Online
Most lenders provide the option to apply for a car loan online. You will need to visit the official website of the lender to apply for a loan. The process to apply for a car loan is simple and the documents can be submitted online. In case your credit score is good, lenders may provide pre-approved car loans. In such cases no documents need to be submitted as well.
Offline
You can visit the bank branch and apply for a car loan. The relevant documents need to be submitted. Once the verification process has been completed, the loan will be provided.
The car loan elegibility criteria can be different for different banks. The common criteria are as follows:
- Age of the individual must be between 18 years and 75 years.
- Minimum net monthly income of Rs. 20,000.
- At least one year of employment with the current employer.
- Must be salaried or self-employed, working for a government establishment or a private company.
To prove your eligibility, you''ll need to provide certain documents. Though this too is specific to different lenders, the common documents will be:
The Equated Monthly Installments (EMIs) that you will pay will depend on a few key factors.
- The loan amount.
- The interest rate that is applicable to the loan.
- The tenure of the loan.
- The processing fees.
The higher the loan amount, the higher your EMI will be. Similarly, the shorter the loan tenure the higher the EMI. To find the best compromise between an affordable EMI and duration you should check out our car loan Calculator
When it comes to car loans in India, in general, the following features and benefits are offered. Note that the following is a generalised look at the advantages offered by car loans. Individually, car loan lenders may have highly customized and specialized offerings for their customer base.

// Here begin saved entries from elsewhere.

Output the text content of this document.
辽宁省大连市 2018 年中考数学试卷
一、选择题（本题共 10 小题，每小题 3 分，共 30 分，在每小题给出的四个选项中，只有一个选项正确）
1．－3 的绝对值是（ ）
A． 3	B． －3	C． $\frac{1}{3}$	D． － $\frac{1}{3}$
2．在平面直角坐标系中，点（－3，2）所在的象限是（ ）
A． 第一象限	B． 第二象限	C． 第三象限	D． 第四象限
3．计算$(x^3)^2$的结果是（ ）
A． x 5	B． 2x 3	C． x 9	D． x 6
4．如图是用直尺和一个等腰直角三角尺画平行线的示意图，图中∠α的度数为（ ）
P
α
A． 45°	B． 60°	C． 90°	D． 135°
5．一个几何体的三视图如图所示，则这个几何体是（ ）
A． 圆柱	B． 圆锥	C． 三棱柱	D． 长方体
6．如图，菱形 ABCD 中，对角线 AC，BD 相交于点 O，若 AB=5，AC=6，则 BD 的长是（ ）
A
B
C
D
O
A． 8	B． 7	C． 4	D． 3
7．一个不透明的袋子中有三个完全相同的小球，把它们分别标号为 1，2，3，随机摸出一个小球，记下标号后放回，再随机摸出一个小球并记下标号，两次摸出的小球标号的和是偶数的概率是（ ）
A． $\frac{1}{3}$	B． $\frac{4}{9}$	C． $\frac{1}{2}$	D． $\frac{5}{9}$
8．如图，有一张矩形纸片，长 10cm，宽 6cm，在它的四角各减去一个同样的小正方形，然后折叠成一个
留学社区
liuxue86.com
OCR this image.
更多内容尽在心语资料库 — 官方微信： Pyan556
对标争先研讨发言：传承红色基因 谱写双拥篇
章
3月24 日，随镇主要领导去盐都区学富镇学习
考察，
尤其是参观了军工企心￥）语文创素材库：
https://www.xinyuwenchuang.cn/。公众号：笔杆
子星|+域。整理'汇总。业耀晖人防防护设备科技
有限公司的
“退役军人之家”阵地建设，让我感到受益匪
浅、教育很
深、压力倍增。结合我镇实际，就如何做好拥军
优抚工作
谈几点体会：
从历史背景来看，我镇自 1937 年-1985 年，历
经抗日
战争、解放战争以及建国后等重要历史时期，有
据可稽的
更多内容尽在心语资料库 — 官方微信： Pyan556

- It helps you purchase a car even if you don''t have all the money for it right now.
- Most car loans will finance the on-road price of the car.
- Some car loans will even finance 100% of the on-road price. This means no down payments.
- With some banks offering financing in the crores, you are not limited in your choice of cars
- Most car loan offerings in India are secured loans. This implies that the car serves as the security/collateral for the loan.
- Procuring a car loan is usually simple when compared to other loan products. Individuals with slightly unsavoury credit scores can also hope to procure one. However, this option differs from bank to bank.
- Car loans in India often offer fixed interest rate options. This means you are always assured of a fixed amount that needs to be repaid monthly.
- Many lenders will offer interest rates based on your credit score so a high score to get you a cheaper loan.
- Car loans are not meant for just new cars. A used car loan can help you buy a pre-owned car.
Types of Loans:
There are a large variety of loans, each with a specific objective, characteristics and eligibility criteria. A few examples are classified as follows:
Secured vs. Unsecured:
Secured loans: Require a collateral, thus you offer up an item such as a house or car to secure it. When that happens, should one default, the lender is able to take over the asset. These loans usually have much lower interest rates. For example: mortgages, auto loans and home equity loans.
Unsecured loans: such loans have no collateral and thus are exceptionally reliant on the borrower’s credit standing and salary. Chances are, these loans have high chances of getting approved since lots need them, however, they have high-interest rates. Such secured loans include personal loans, cards, and education loans.
By Purpose:
Debt relief loans: a loan that pools together a lot of debt’s monthly repayments into one single payment per month.
Home mortgage loans: Enable one to purchase a new house or refinance an existing house.
Auto loans: Loans made to procure new or used vehicles.
Student loans: Loans aimed at taking care of educational expenditure.
Business loan: Usually used for start-up capital, growing the business or to buy new assets.
Medical loan: This loan is usually directed towards paying for medical expenses.
Other types:
Payday Loans: These loans are a short-term solution, however they offer high-interest rates which is why most people use them in an emergency only. Title loans: They are loans where the car title can be placed on loan for a short time at high-interest rates.
Pawn Shop loans: same principal as title loans only that they use personal items instead for borrowing money.
Who Needs Loans: So who actually uses them? This a common practice made by many people for entitled purposes.
Individuals: General expenses: usually, expenses that are for homes, the car they own, university, or other illnesses that require medical attention.
Debt consolidation: This is a better way of managing multiple debts.
Emergencies: Unplanned costs such as that of a car repair or home improvement.
Investments: Creating a new company, buying a property.
Businesses:
Start-up capital: Starting a new company for the purpose of business.
Expansion: Extending the existing business activities.
Inventory or equipment: Acquire the necessary inputs.
Cash flow management: Meet temporary gaps.
For all those in a debt, borrowing money should not be taken lightly. Attempt to assess your requirements, your ability to pay and the interest rates before going for the loan. Try to explore the market for amounts offered by competing companies and how their terms differ for you.